Dubbed “Shrink Washington, Grow America,” the plan also calls for ending Biden’s student loan forgiveness program, rescinding unspent COVID-19 relief funding and recouping $80 billion allocated by Congress last year for the Internal Revenue Service.
House Freedom Caucus Chairman Scott Perry said the plan would mean a $131 billion spending cut for fiscal 2024, which begins on Oct. 1, and save $3 trillion over a decade.
The plan, which parallels some of the priorities being pursued by House Budget Committee Chairman Jodey Arrington, comes amid a standoff over the $31.4 trillion debt ceiling that has raised concerns about a political standoff between Biden and House Republicans that could lead to the nation’s first-ever default.
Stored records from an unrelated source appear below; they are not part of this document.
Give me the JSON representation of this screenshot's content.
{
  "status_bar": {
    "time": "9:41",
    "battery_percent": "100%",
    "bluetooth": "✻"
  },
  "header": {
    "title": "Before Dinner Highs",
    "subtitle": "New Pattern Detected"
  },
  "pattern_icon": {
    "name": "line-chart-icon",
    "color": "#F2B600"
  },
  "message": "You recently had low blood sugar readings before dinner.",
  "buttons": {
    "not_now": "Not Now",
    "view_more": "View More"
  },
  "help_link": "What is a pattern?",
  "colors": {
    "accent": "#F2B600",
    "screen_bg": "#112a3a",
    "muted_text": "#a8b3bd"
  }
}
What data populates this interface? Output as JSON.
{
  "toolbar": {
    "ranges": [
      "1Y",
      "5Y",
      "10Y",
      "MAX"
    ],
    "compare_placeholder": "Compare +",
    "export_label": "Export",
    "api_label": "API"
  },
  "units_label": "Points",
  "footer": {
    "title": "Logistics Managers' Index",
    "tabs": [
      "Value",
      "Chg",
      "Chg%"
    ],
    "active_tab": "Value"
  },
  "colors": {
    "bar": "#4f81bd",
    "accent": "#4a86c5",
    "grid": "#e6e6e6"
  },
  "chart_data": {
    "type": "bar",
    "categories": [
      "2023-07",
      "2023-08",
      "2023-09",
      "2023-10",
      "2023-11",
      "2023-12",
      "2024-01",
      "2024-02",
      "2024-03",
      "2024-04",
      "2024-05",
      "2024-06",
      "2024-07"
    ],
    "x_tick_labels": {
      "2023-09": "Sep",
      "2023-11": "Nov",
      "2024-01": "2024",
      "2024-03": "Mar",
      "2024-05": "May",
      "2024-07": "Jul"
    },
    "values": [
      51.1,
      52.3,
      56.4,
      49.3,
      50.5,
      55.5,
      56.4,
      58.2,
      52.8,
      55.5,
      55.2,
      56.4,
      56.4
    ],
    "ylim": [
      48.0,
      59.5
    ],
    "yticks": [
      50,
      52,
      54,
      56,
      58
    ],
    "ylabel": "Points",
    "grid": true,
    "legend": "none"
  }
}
The House Freedom Caucus, whose members forced House Speaker Kevin McCarthy to endure 15 floor votes before being elected to his top post, is among a number of congressional groups hoping to influence the budget that Arrington’s panel is due to produce in coming weeks.
“America will not default on our debts unless President Biden chooses to do so,” Perry told reporters at a news conference. “To ensure America does not default on our debts, the House Freedom Caucus is offering a responsible solution.”
On Thursday, Biden unveiled a budget that would cut deficits by nearly $3 trillion over 10 years by raising taxes on those earning more than $400,000 a year. It would also increase federal spending in 2024 to $6.8 trillion from the $6.2 trillion expected to be spent in the current fiscal year.
“To president Biden: your budget is dead on arrival,” said Representative Byron Donalds, a House Freedom Caucus member.
Biden said the Freedom Caucus wants to retain $2 trillion in tax cuts enacted under former President Donald Trump, without imposing new tax levies on the wealthy. “And in addition to that, on top of that, they’re going to say we have to cut 25% of every program across the board,” Biden said. “I don’t know (that) there’s much to negotiate on.”
A House presentation on U.S. fiscal health by the nonpartisan Congressional Budget Office this week laid out 17 deficit-reduction options including several that contained either new or higher taxes.
Those with the biggest deficit-reducing potential were new consumption and payroll taxes, and new limits on tax deductions, each of which could cut the deficit by as much as $2.3 trillion-$3 trillion over a decade.
Spending cuts would have significantly less impact, the CBO said, according to a copy of its presentation posted online.